After clinical and manufacturing assessments are complete, the WHO convenes an expert panel for a final review. If the vaccine meets all criteria, it receives either an EUL (for urgent public health needs) or prequalification (for routine use). This step takes 1–2 months, culminating in approval. For example, the Pfizer-BioNTech COVID-19 vaccine received EUL in December 2020, approximately 8 months after initial EOI submission.

Practical Tips for Stakeholders

Manufacturers should ensure transparency in data submission and maintain robust manufacturing standards to avoid delays. Health authorities can expedite local approvals by aligning with WHO guidelines. For the public, understanding this timeline fosters trust in vaccine safety and efficacy. Notably, the WHO’s approval process is adaptable, as seen during the COVID-19 pandemic, where timelines were compressed without compromising standards.

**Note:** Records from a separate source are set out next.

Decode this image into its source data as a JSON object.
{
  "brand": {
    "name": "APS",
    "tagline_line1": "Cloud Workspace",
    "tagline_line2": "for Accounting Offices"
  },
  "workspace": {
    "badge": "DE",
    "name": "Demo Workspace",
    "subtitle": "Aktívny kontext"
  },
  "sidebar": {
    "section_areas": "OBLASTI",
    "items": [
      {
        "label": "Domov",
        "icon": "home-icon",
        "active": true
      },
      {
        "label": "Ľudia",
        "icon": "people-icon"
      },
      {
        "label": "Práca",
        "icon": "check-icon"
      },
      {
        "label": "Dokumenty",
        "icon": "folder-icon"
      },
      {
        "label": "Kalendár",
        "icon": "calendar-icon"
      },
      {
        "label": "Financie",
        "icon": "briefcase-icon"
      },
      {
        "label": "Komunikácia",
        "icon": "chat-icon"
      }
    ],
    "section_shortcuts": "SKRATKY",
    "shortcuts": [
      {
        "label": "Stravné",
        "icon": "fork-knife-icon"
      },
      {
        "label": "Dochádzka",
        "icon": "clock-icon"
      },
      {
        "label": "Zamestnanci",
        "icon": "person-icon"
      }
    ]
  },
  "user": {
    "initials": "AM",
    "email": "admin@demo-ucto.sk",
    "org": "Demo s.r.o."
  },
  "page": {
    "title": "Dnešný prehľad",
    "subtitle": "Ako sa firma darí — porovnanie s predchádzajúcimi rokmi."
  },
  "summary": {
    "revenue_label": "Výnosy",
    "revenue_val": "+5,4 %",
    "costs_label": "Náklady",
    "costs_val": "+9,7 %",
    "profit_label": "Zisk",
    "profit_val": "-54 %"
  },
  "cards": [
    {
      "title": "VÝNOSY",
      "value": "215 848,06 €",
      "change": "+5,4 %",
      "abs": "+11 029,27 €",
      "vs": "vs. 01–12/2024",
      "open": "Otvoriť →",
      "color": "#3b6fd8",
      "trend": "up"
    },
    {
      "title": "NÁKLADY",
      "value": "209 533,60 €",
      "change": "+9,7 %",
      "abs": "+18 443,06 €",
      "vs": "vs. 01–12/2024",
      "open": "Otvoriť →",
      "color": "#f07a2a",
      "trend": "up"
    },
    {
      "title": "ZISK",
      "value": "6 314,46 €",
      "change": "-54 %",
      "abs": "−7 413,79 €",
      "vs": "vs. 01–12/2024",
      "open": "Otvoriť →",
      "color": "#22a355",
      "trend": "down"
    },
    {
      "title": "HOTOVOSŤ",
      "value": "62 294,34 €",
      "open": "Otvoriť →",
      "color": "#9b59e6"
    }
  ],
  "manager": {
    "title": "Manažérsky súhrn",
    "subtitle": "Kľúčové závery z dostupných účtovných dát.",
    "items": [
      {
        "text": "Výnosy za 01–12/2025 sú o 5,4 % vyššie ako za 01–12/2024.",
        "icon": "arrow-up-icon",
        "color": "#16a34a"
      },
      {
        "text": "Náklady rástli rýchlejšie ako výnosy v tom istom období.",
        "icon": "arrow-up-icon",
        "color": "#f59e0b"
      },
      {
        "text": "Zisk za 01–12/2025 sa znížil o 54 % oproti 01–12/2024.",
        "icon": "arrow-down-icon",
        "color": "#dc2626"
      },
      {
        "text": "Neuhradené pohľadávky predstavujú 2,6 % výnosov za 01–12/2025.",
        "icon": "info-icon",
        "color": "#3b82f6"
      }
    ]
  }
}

In summary, the WHO’s vaccine approval process is a multi-step, rigorous evaluation that typically spans 6–12 months, balancing speed with safety to ensure global access to life-saving vaccines.

Frequently asked questions

As of October 2023, the WHO has approved 13 COVID-19 vaccines for emergency use under its Emergency Use Listing (EUL) procedure.

Yes, the WHO prequalifies vaccines for various diseases, such as polio, measles, and influenza, to ensure they meet international standards for safety, efficacy, and quality.

The WHO evaluates vaccines based on rigorous criteria, including clinical trial data, manufacturing quality, and risk-benefit assessments, before granting approval or prequalification.